Are You Really Date-able???

There comes a time when most women start to yearn for a dose of happy ever after.. But to me looking for love in the right places,with the right man and with the right attitude and determination is the best way to sustain a happy ever after.

There is only one question to ask yourself when you are looking for this last stop man. Are you date-able? Here are few points to look into.

1. Plan :- The man of your dream won't appear in your doorway. You've got to go out and find him. Don't assume finding him to be magically blend. But it is wise to think of what you want and how to make it work. For instance you should date the kind of man you'd like to marry. Don't waste your time on a man who is not interested in marriage soon.

2. Be open:- Make yourself date-able and available. Then be assertive on what you want. Be confident, be happy and being flirtatious wont hurt either but don't look too predatory. It might be a turn off. Though it might actually attract a man but he probably wont be serious with you.

3. Be approachable:- Let him notice you, make eye contact,you can even pass a comment about his dressing or what have you,men love praises. You've got to let him know you want to talk to him. People don't know how you feel unless you tell them.

4. Don't be to hasty:- Don't allow your determination to find the right person becloud your sense of judgment against his faults or what might not be it. Ask yourself inwardly things that only you can justify and accept. Do I really like him? Can I cope with him? Is he really going to make me happy?. Believe me,you need a guy that you are totally comfortable with.

5. Spark is essential but does not happen every time:-If a man ask you out and you don't like him at first. Give him a chance and think about it. Is not every time you feel a butterfly in your stomach at first sight. You may feel the spark later. However if you cant feel it afterward. Don't force it. It is not him.

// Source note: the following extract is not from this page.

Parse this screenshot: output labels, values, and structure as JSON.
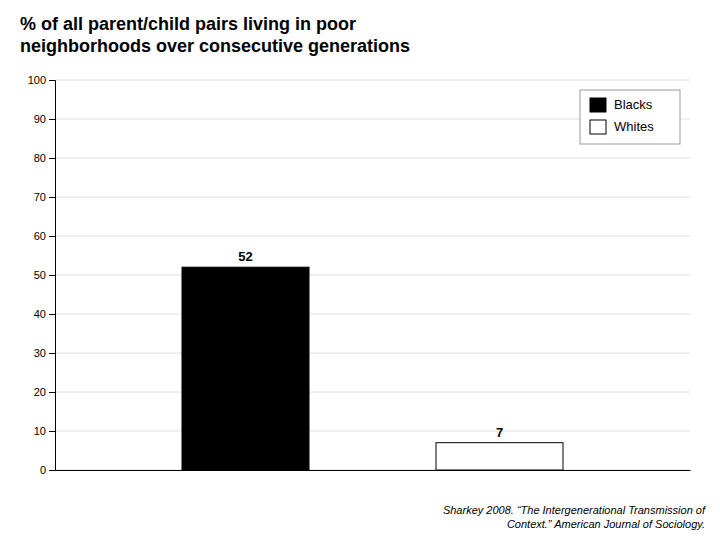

6. Just where do we meet our match? The usual notion is online,malls,bars,parties. But our chances are pretty slim. Join dance classes,book club,game club, just anything that involves meeting people with similar interests.In time you will meet someone friendly. However if friendship develops into something more meaningful. That's awesome.

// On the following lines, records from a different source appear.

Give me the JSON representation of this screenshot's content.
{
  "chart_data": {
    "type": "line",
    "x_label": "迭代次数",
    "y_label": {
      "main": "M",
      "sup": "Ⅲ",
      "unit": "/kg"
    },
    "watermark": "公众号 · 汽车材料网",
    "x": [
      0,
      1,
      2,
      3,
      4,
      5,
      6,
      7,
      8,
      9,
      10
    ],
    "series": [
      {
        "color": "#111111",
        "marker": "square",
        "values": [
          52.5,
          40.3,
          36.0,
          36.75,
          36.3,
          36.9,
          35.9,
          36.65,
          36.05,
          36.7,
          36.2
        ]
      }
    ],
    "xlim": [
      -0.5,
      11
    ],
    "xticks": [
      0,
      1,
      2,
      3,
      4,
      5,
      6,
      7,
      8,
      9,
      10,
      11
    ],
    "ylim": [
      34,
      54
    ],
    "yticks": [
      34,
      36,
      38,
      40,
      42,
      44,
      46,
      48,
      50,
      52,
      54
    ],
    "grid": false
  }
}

7. However if after you find him. What happen next? How do you turn it into a long lasting relationship that does not have an expiry date?How do you know when the relationship is ripe for marriage or simply put, how do you go about defining when is time,you both want to settle down?. These is where you both have to sit down and discuss. Whats the purpose of the relationship?

8. Don't appear too needy or blab too much about your ex,job,family or money matter though men love honesty and open minded women. But a confident women does it for them. Is not about how much sexy or attractive you look. Is about how you handle yourself when you are together. Every little details counts.

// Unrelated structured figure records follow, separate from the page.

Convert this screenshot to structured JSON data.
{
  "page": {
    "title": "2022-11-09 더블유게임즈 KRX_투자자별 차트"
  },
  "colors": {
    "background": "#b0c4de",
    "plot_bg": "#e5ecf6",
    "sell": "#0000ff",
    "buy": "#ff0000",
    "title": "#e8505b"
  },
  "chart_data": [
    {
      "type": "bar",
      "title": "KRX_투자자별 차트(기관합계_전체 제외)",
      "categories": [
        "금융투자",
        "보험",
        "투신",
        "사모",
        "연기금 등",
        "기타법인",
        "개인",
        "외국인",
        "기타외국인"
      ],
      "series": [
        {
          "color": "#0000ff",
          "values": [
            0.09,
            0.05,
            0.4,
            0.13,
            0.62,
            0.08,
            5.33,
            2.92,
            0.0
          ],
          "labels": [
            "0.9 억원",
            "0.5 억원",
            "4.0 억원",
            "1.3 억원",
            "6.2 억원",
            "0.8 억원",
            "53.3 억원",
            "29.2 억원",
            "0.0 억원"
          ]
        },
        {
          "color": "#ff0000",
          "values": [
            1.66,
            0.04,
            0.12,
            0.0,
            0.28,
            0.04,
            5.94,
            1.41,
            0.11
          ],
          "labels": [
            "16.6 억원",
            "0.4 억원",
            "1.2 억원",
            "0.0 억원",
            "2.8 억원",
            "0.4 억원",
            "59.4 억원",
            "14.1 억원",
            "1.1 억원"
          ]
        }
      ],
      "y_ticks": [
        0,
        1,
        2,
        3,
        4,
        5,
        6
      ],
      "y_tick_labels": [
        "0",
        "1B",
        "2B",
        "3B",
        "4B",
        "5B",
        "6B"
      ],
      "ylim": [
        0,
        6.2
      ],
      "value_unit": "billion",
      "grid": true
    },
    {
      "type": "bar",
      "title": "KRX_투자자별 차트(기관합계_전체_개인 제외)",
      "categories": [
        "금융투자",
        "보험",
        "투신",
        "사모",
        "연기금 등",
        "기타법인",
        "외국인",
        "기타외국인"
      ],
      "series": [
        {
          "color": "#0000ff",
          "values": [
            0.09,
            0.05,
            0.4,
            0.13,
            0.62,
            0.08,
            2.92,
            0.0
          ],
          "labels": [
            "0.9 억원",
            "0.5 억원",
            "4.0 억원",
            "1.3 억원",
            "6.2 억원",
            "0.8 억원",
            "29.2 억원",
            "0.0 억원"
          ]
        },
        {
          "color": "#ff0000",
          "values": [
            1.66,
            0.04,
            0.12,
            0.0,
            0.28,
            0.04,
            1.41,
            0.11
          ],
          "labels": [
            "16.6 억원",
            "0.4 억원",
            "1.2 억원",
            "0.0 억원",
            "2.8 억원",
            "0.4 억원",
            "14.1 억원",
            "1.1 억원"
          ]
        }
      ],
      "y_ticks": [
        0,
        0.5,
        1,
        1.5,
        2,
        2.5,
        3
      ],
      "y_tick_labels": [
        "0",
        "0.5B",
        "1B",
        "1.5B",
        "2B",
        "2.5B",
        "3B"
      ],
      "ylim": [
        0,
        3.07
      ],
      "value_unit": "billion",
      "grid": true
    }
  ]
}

9. If after a year together and you guys are not talking about future,hopes and ambitions,then something is wrong. Do you see any sign of commitment at all? Though sometime,some men don't reveal this,you cant even be able to see him envisioning you as the ideal wife.. They just go with the flow,they might never talk about marriage or you probably feel is not his thing. But that could be wrong. Talk to him and tell him what you want. This is not about forcing him into admittance but sharing your feelings. This might just be the gear he needed. If he feel the same way,you would know. Or isn't that better than investing in a relationship that long without a purpose?


PS: Sorry I have neglected this blog for awhile.. Another passion of mine(Photography) has been running wide with me. How are you all doing? Really missed stalking a few blogs.

5 Browser(s):

Michael Horvath said...

As a man I think you are dead-on with your post. I especially like number 9 however I might make it 6 months if you date exclusively. Youi should know enough about the other 8 by then to know if (s)he's The One.

BSNC said...

Nice tips. yea everything detail really counts. How have you been?

Unknown said...

ok. very practical but hardly ever works like this in real life. its good to know the theory though!

Geebee said...

Welcome back, Spicytee. Now this piece seems more directed at the womenfolk but even as a guy, I learnt one or two things. True, relationships don’t jump in from the blues. They’re built on personalities.

Adiya said...

Great tips. I've got a lil trouble with the go out there and meet them part, but working on it...i think!